6A line card is a modular component that usually provides multiple interfaces to the network. It is seated in the backplane of a chassis along with other line cards and components. Modular network switches consist of a chassis that includes a backplane, power entry modules, control card module, and one or more line cards. Each line card supports network connections either to machines or other line cards (in other switches). As with a USB network interface adapter, you can replace any line card without powering down the whole switch, provided the line card has been “drained,” meaning that the other interfaces have been told to stop sending traffic to it.
7Bit error rate test: check for unhealthy links before restoring service.
8Check for miscabled ports.
9Piper is Google’s internal version control system.

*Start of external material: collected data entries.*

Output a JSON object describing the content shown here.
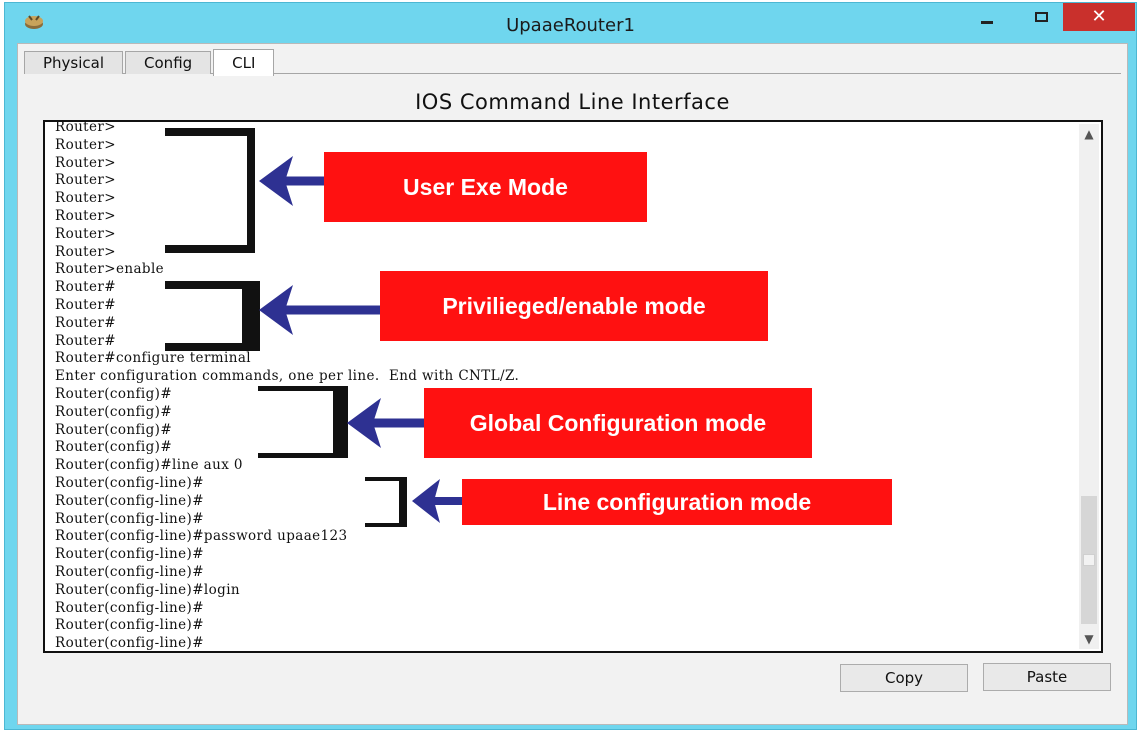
{
  "window": {
    "title": "UpaaeRouter1",
    "close_symbol": "✕",
    "app_icon": "router-icon"
  },
  "tabs": [
    {
      "label": "Physical",
      "active": false
    },
    {
      "label": "Config",
      "active": false
    },
    {
      "label": "CLI",
      "active": true
    }
  ],
  "cli": {
    "heading": "IOS Command Line Interface",
    "lines": [
      "Router>",
      "Router>",
      "Router>",
      "Router>",
      "Router>",
      "Router>",
      "Router>",
      "Router>",
      "Router>enable",
      "Router#",
      "Router#",
      "Router#",
      "Router#",
      "Router#configure terminal",
      "Enter configuration commands, one per line.  End with CNTL/Z.",
      "Router(config)#",
      "Router(config)#",
      "Router(config)#",
      "Router(config)#",
      "Router(config)#line aux 0",
      "Router(config-line)#",
      "Router(config-line)#",
      "Router(config-line)#",
      "Router(config-line)#password upaae123",
      "Router(config-line)#",
      "Router(config-line)#",
      "Router(config-line)#login",
      "Router(config-line)#",
      "Router(config-line)#",
      "Router(config-line)#"
    ]
  },
  "annotations": {
    "user_exec": "User Exe Mode",
    "privileged": "Privilieged/enable mode",
    "global_config": "Global Configuration mode",
    "line_config": "Line configuration mode"
  },
  "colors": {
    "window_frame": "#6fd6ee",
    "close_button": "#c9302c",
    "callout": "#ff1111",
    "arrow": "#2e3192"
  },
  "buttons": {
    "copy": "Copy",
    "paste": "Paste"
  }
}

For more information, see Rachel Potvin and Josh Levenberg, “Why Google Stores Billions of Lines of Code in a Single Repository,” Communications of the ACM 59, no. 7 (2016): 78–87, https://bit.ly/2J4jgMi.
10Google also has scalable self-service Git hosting for code that doesn’t live in Piper.
11Beyond Corp is an initiative to move from a traditional perimeter-based security model to a cryptographic identity-based model. When a Google laptop connects to an internal Google service, the service verifies trust through a combination of a cryptographic certificate identifying the laptop, a second factor owned by the user (such as a USB security key), the client device config/state, and the user’s credentials.
12x20 is an internal globally shared, highly available filesystem with POSIX-like filesystem semantics.